That night, in a televised address from the Oval Office, I made one last pitch for public support for the plan, saying it would create eight million jobs in the next four years, and announcing that I would sign an executive order the following day to establish a deficit-reduction trust fund, assuring that all the new taxes and spending cuts would be used for that purpose only. The trust fund was especially important to Senator Dennis DeConcini of Arizona, and I credited him for the idea in the TV address. Of the six senators who had voted against the plan the first time, DeConcini was my only hope. I had had the others to dinner, met with and called them, and had their closest friends in the administration lobby them, to no avail. If DeConcini didnt change, we were beat.
The next day, he did, saying he would vote yes because of the trust fund. Now, if Bob Kerrey stayed with us we would get fifty votes in the Senate, and Al Gore could break the tie again. But before we got there, the budget first had to pass the House. We had one more day to find a majority of 218 votes, and we still werent there. More than thirty Democrats were wavering. They were afraid of the taxes, though we had done printouts for each of the members showing how many people in their districts would get a tax cut under the EITC, as compared with those who would get an income tax increase. In many cases, the ratio was ten to one or better, and in barely more than a dozen were their constituents so well off that the district would see more tax increases than decreases. Still, they were all worried about the gas tax. I could have passed the plan easily had I dropped the gas tax and offset the loss by abandoning the EITC tax cut. It would have been far less politically damaging. Poor working people had no lobbyists in Washington; they would never have known. But I would have. Besides, if we were going to soak the rich, the bond market wanted us to spray the middle class with a little bit of pain.

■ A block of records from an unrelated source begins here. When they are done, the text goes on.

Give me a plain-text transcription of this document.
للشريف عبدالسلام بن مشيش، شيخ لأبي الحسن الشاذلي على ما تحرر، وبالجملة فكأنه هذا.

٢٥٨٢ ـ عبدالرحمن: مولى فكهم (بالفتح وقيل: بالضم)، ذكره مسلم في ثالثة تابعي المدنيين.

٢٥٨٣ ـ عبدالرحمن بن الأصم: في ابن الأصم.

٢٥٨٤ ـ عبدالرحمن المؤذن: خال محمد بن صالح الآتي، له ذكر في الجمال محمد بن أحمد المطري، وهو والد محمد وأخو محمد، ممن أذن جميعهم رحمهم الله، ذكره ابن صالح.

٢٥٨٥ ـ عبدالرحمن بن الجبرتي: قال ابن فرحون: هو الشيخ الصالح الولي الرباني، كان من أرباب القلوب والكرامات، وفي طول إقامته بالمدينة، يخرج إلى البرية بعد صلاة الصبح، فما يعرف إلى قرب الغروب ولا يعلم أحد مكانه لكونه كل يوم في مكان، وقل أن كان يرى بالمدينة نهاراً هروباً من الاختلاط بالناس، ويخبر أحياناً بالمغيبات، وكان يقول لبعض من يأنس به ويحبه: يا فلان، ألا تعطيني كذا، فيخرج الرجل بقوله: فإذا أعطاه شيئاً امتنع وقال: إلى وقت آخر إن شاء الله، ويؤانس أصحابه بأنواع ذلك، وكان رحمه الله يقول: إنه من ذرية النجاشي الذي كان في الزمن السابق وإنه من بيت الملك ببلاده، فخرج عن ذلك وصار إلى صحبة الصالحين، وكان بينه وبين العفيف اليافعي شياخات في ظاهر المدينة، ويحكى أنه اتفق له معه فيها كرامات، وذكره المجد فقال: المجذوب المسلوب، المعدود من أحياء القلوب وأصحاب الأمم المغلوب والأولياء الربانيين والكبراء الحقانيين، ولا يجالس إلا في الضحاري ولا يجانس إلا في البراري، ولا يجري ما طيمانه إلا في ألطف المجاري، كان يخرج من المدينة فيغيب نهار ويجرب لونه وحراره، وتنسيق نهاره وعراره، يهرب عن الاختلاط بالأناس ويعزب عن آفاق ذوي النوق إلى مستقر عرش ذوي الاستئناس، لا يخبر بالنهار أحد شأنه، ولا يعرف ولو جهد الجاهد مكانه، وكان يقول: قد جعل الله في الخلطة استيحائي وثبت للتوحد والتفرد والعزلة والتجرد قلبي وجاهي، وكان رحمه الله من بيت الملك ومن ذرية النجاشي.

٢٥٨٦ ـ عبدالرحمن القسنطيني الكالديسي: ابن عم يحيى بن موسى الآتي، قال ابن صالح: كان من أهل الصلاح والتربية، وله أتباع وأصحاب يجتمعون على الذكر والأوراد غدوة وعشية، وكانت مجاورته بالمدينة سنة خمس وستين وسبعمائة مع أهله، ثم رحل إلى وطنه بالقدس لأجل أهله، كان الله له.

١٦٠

That afternoon, Leon Panetta and House majority leader, Dick Gephardt, who was working tirelessly for the budget, had struck a deal with Congressman Tim Penny of Minnesota, the leader of a group of conservative Democrats who wanted more spending cuts, promising the budget cutters another vote during the fall appropriations process to cut spending even more. Penny was satisfied, and his approval brought us seven or eight more votes.
We lost two of our earlier yes votes when Billy Tauzin of Louisiana, who later became a Republican, and Charlie Stenholm of Texas, who represented a district where most of the voters were Republican, said they would vote no. They hated the gas tax and said the unified Republican opposition to the plan had convinced their constituents that it was nothing but a tax increase.
Less than an hour before the vote, I spoke with Congressman Bill Sarpalius from Amarillo, Texas, who had voted against the plan in May. In our fourth phone conversation of the day, Bill said he had decided to vote for the plan, because so many more of his constituents would get tax cuts than tax increases, and because Energy Secretary Hazel OLeary had pledged to shift more government work to the Pantex plant in his district. We made many commitments like that. Someone once said that the two things people should never watch being made are sausages and laws. It was ugly, and uncertain.